Manche wollen auch zurück: Afghanische Flüchtlingsfamilien, die auf dem Weg zurück in ihr Heimatland sind, versammeln sich in Pakistan neben Lastwagen, die mit ihren Habseligkeiten beladen sind. 

Ein 26-jähriger Afghane protestiert vor dem Auswärtigen Amt in Berlin. Seine Angehörigen haben Aufnahmezusagen der Bundesregierung, stecken aber in Pakistan fest. Nun gibt es einen Hoffnungsschimmer.

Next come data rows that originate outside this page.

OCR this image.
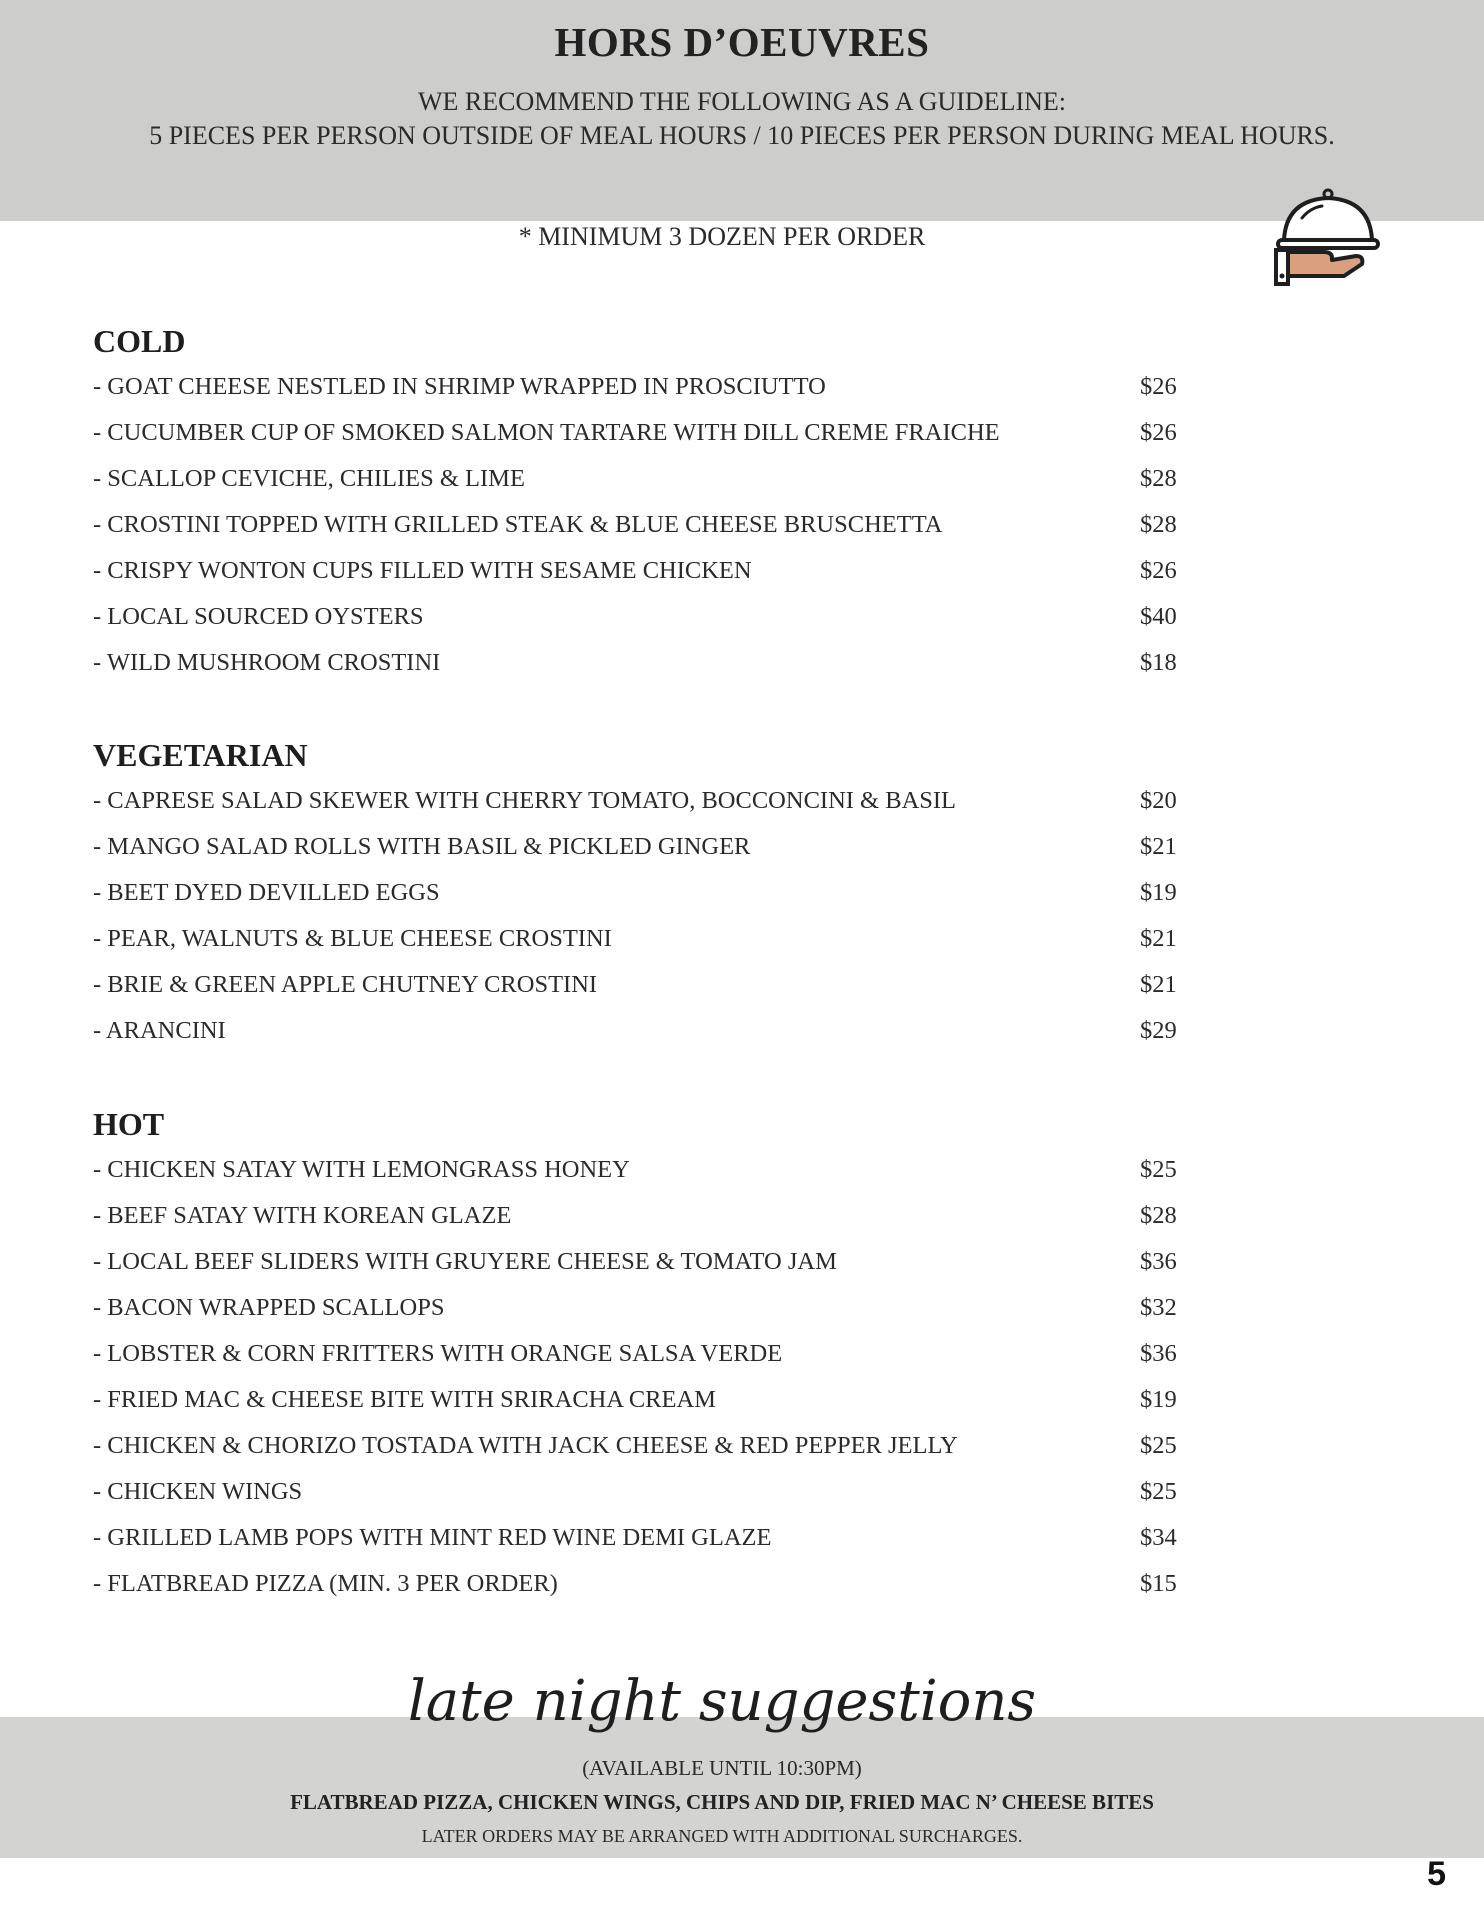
HORS D’OEUVRES
WE RECOMMEND THE FOLLOWING AS A GUIDELINE:
5 PIECES PER PERSON OUTSIDE OF MEAL HOURS / 10 PIECES PER PERSON DURING MEAL HOURS.
* MINIMUM 3 DOZEN PER ORDER
COLD
- GOAT CHEESE NESTLED IN SHRIMP WRAPPED IN PROSCIUTTO	$26
- CUCUMBER CUP OF SMOKED SALMON TARTARE WITH DILL CREME FRAICHE	$26
- SCALLOP CEVICHE, CHILIES & LIME	$28
- CROSTINI TOPPED WITH GRILLED STEAK & BLUE CHEESE BRUSCHETTA	$28
- CRISPY WONTON CUPS FILLED WITH SESAME CHICKEN	$26
- LOCAL SOURCED OYSTERS	$40
- WILD MUSHROOM CROSTINI	$18
VEGETARIAN
- CAPRESE SALAD SKEWER WITH CHERRY TOMATO, BOCCONCINI & BASIL	$20
- MANGO SALAD ROLLS WITH BASIL & PICKLED GINGER	$21
- BEET DYED DEVILLED EGGS	$19
- PEAR, WALNUTS & BLUE CHEESE CROSTINI	$21
- BRIE & GREEN APPLE CHUTNEY CROSTINI	$21
- ARANCINI	$29
HOT
- CHICKEN SATAY WITH LEMONGRASS HONEY	$25
- BEEF SATAY WITH KOREAN GLAZE	$28
- LOCAL BEEF SLIDERS WITH GRUYERE CHEESE & TOMATO JAM	$36
- BACON WRAPPED SCALLOPS	$32
- LOBSTER & CORN FRITTERS WITH ORANGE SALSA VERDE	$36
- FRIED MAC & CHEESE BITE WITH SRIRACHA CREAM	$19
- CHICKEN & CHORIZO TOSTADA WITH JACK CHEESE & RED PEPPER JELLY	$25
- CHICKEN WINGS	$25
- GRILLED LAMB POPS WITH MINT RED WINE DEMI GLAZE	$34
- FLATBREAD PIZZA (MIN. 3 PER ORDER)	$15
late night suggestions
(AVAILABLE UNTIL 10:30PM)
FLATBREAD PIZZA, CHICKEN WINGS, CHIPS AND DIP, FRIED MAC N’ CHEESE BITES
LATER ORDERS MAY BE ARRANGED WITH ADDITIONAL SURCHARGES.
5
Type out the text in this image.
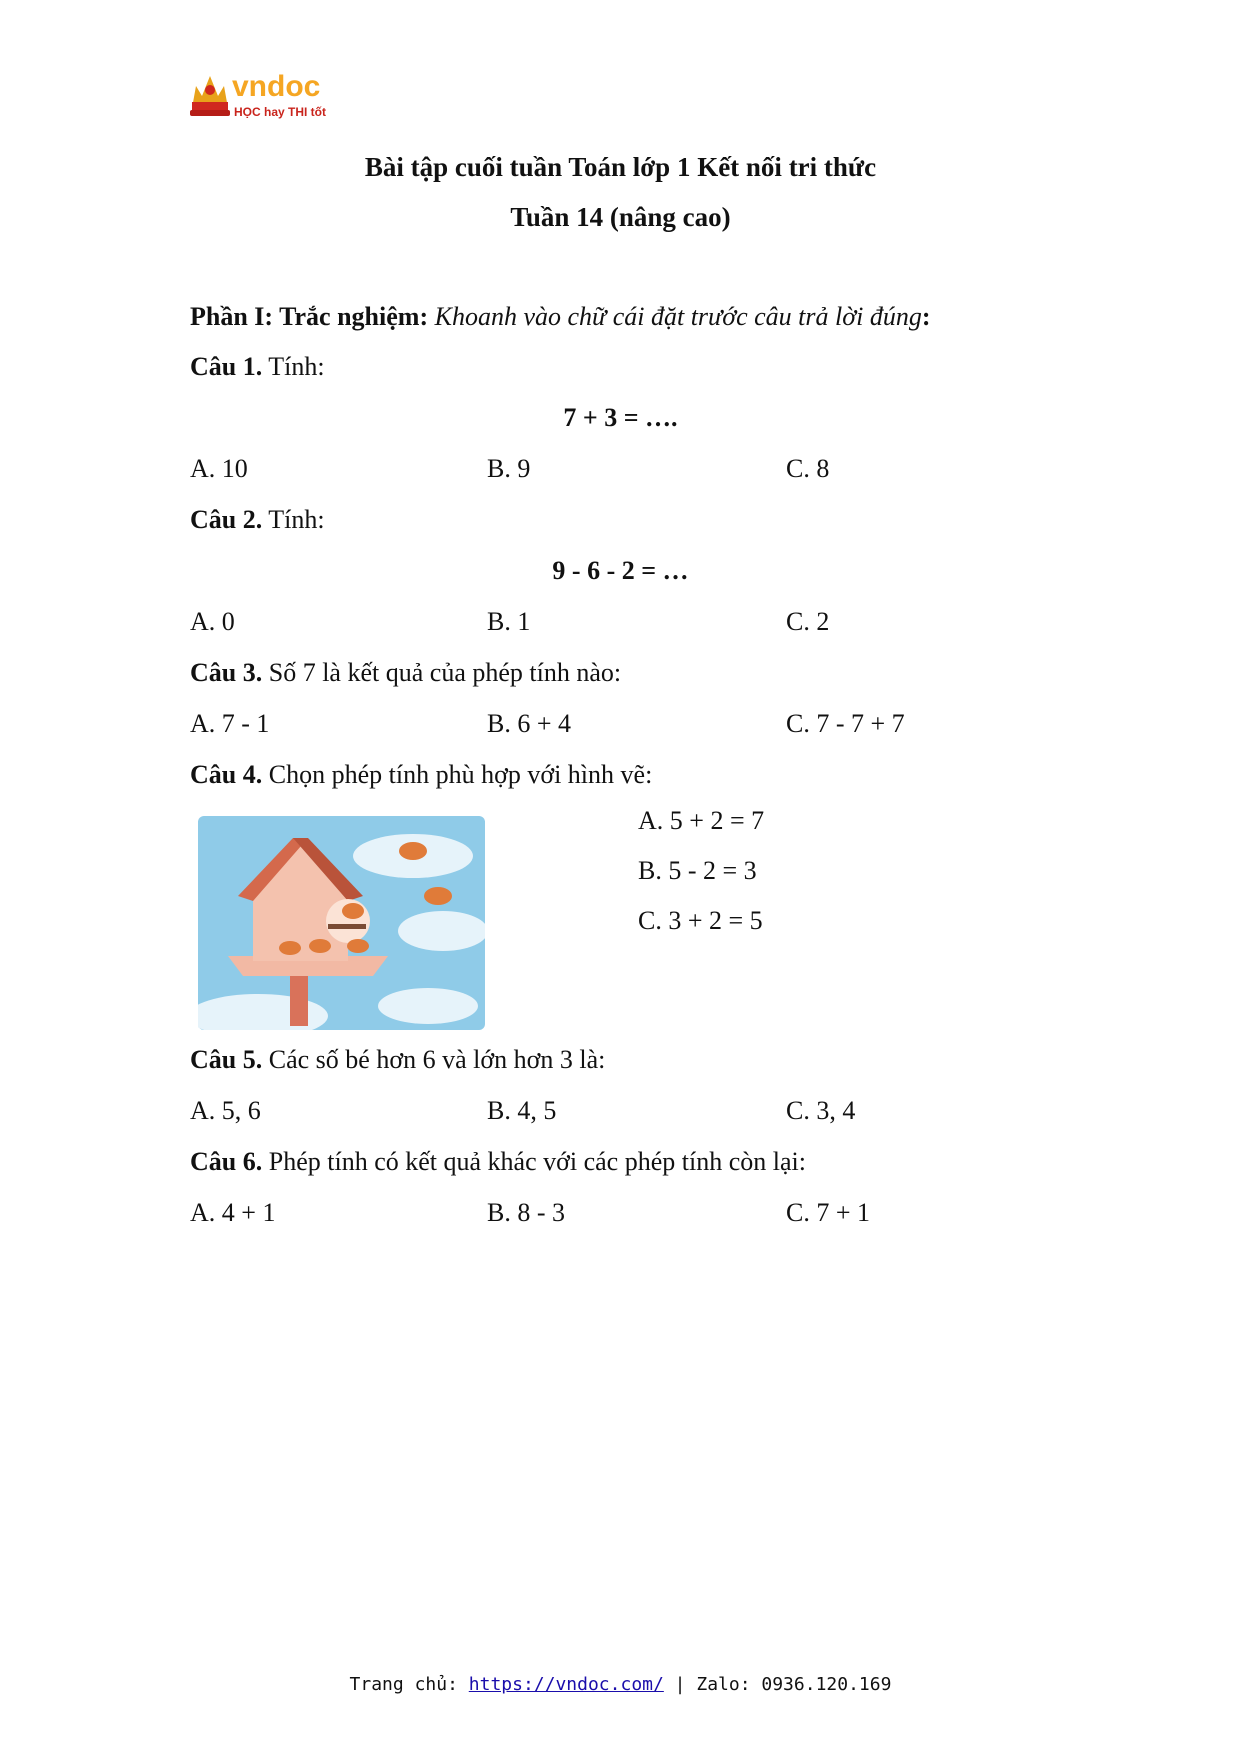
vndoc
HỌC hay THI tốt
Bài tập cuối tuần Toán lớp 1 Kết nối tri thức
Tuần 14 (nâng cao)
Phần I: Trắc nghiệm: Khoanh vào chữ cái đặt trước câu trả lời đúng:
Câu 1. Tính:
7 + 3 = ….
A. 10	B. 9	C. 8
Câu 2. Tính:
9 - 6 - 2 = …
A. 0	B. 1	C. 2
Câu 3. Số 7 là kết quả của phép tính nào:
A. 7 - 1	B. 6 + 4	C. 7 - 7 + 7
Câu 4. Chọn phép tính phù hợp với hình vẽ:
A. 5 + 2 = 7
B. 5 - 2 = 3
C. 3 + 2 = 5
Câu 5. Các số bé hơn 6 và lớn hơn 3 là:
A. 5, 6	B. 4, 5	C. 3, 4
Câu 6. Phép tính có kết quả khác với các phép tính còn lại:
A. 4 + 1	B. 8 - 3	C. 7 + 1
Trang chủ: https://vndoc.com/ | Zalo: 0936.120.169
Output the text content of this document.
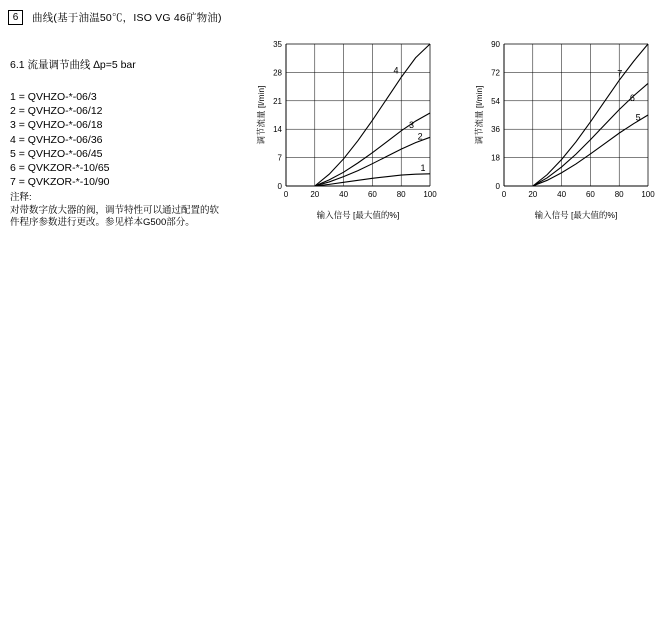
6 曲线(基于油温50℃，ISO VG 46矿物油)
6.1 流量调节曲线 ∆p=5 bar
1 = QVHZO-*-06/3
2 = QVHZO-*-06/12
3 = QVHZO-*-06/18
4 = QVHZO-*-06/36
5 = QVHZO-*-06/45
6 = QVKZOR-*-10/65
7 = QVKZOR-*-10/90
注释:
对带数字放大器的阀，调节特性可以通过配置的软件程序参数进行更改。参见样本G500部分。
0
7
14
21
28
35
0	20 40 60 80 100
1
2
3
4
输入信号 [最大值的%]
调节流量 [l/min]
0
18
36
54
72
90
0	20 40 60 80 100
5
6
7
输入信号 [最大值的%]
调节流量 [l/min]
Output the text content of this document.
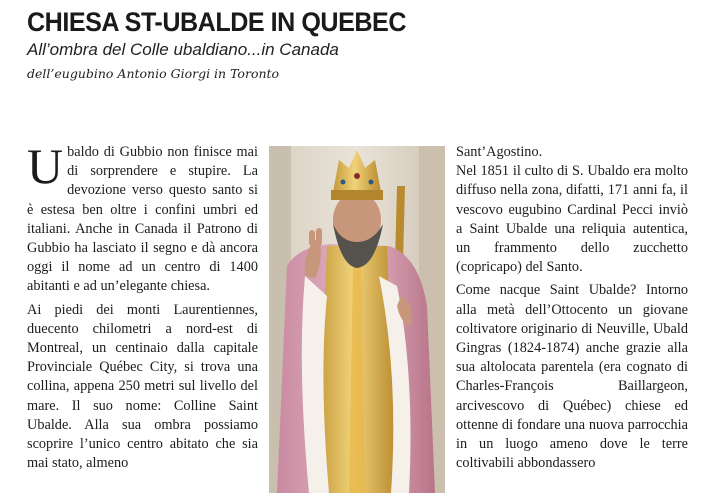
CHIESA ST-UBALDE IN QUEBEC
All’ombra del Colle ubaldiano...in Canada
dell’eugubino Antonio Giorgi in Toronto
U baldo di Gubbio non finisce mai di sorprendere e stupire. La devozione verso questo santo si è estesa ben oltre i confini umbri ed italiani. Anche in Canada il Patrono di Gubbio ha lasciato il segno e dà ancora oggi il nome ad un centro di 1400 abitanti e ad un’elegante chiesa.

Ai piedi dei monti Laurentiennes, duecento chilometri a nord-est di Montreal, un centinaio dalla capitale Provinciale Québec City, si trova una collina, appena 250 metri sul livello del mare. Il suo nome: Colline Saint Ubalde. Alla sua ombra possiamo scoprire l’unico centro abitato che sia mai stato, almeno

Sant’Agostino.

Nel 1851 il culto di S. Ubaldo era molto diffuso nella zona, difatti, 171 anni fa, il vescovo eugubino Cardinal Pecci inviò a Saint Ubalde una reliquia autentica, un frammento dello zucchetto (copricapo) del Santo.

Come nacque Saint Ubalde? Intorno alla metà dell’Ottocento un giovane coltivatore originario di Neuville, Ubald Gingras (1824-1874) anche grazie alla sua altolocata parentela (era cognato di Charles-François Baillargeon, arcivescovo di Québec) chiese ed ottenne di fondare una nuova parrocchia in un luogo ameno dove le terre coltivabili abbondassero
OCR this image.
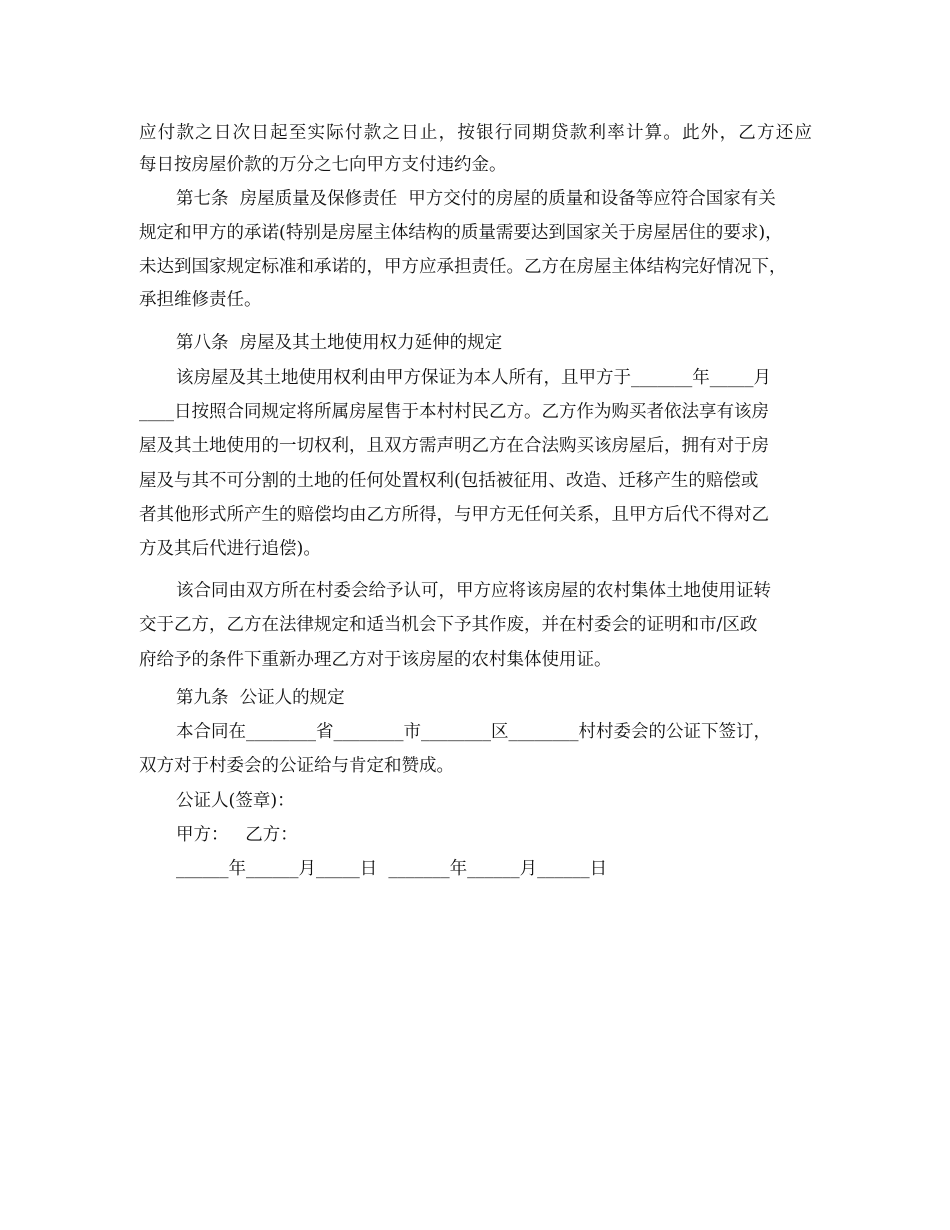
应付款之日次日起至实际付款之日止，按银行同期贷款利率计算。此外，乙方还应
每日按房屋价款的万分之七向甲方支付违约金。
第七条  房屋质量及保修责任  甲方交付的房屋的质量和设备等应符合国家有关
规定和甲方的承诺(特别是房屋主体结构的质量需要达到国家关于房屋居住的要求)，
未达到国家规定标准和承诺的，甲方应承担责任。乙方在房屋主体结构完好情况下，
承担维修责任。
第八条  房屋及其土地使用权力延伸的规定
该房屋及其土地使用权利由甲方保证为本人所有，且甲方于_______年_____月
____日按照合同规定将所属房屋售于本村村民乙方。乙方作为购买者依法享有该房
屋及其土地使用的一切权利，且双方需声明乙方在合法购买该房屋后，拥有对于房
屋及与其不可分割的土地的任何处置权利(包括被征用、改造、迁移产生的赔偿或
者其他形式所产生的赔偿均由乙方所得，与甲方无任何关系，且甲方后代不得对乙
方及其后代进行追偿)。
该合同由双方所在村委会给予认可，甲方应将该房屋的农村集体土地使用证转
交于乙方，乙方在法律规定和适当机会下予其作废，并在村委会的证明和市/区政
府给予的条件下重新办理乙方对于该房屋的农村集体使用证。
第九条  公证人的规定
本合同在________省________市________区________村村委会的公证下签订，
双方对于村委会的公证给与肯定和赞成。
公证人(签章)：
甲方：   乙方：
______年______月_____日  _______年______月______日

„Wenn Deutschland meiner Familie rechtzeitig Visa erteilt hätte, würde mein Papa noch leben.“ Abu zieht die Kapuze seines roten Hoodies hoch, er steht in Berlin vor dem Auswärtigen Amt. Dort hat der 26-jährige Afghane ein Protestcamp aus Zelten und Transparenten errichtet, genehmigt bis einschließlich Freitag. „Meine Familie steht auf der Todesliste der Taliban“, erzählt er. „Sie haben zum Teil als Ortskräfte von 2005 bis 2021 für die Bundeswehr und die Nato gearbeitet. Alle haben sie Aufnahmezusagen der Bundesregierung. Warum werden sie nicht endlich herausgeholt?“

2000 Afghanen warten in Pakistan auf deutsche Visa

Abu zückt sein Handy zeigt Fotos der Dokumente mit amtlichem Stempel und dem Briefkopf des Auswärtigen Amtes. Elf Namen stehen darauf, darunter seine Mutter, zwei Brüder, zwei Schwestern, Onkeln, Schwager, auch zwei Babys seien dabei. Sie alle befänden sich derzeit in Pakistan. So wie rund 2000 weitere Afghanen, die auch auf ihre Aufnahme in Deutschland warten, derweil sich die Situation in Pakistan für sie verschärft. Laut dem Auswärtigen Amt wurden in den vergangenen Tagen mehr als 450 afghanische Staatsangehörige mit deutscher Aufnahmezusage verhaftet.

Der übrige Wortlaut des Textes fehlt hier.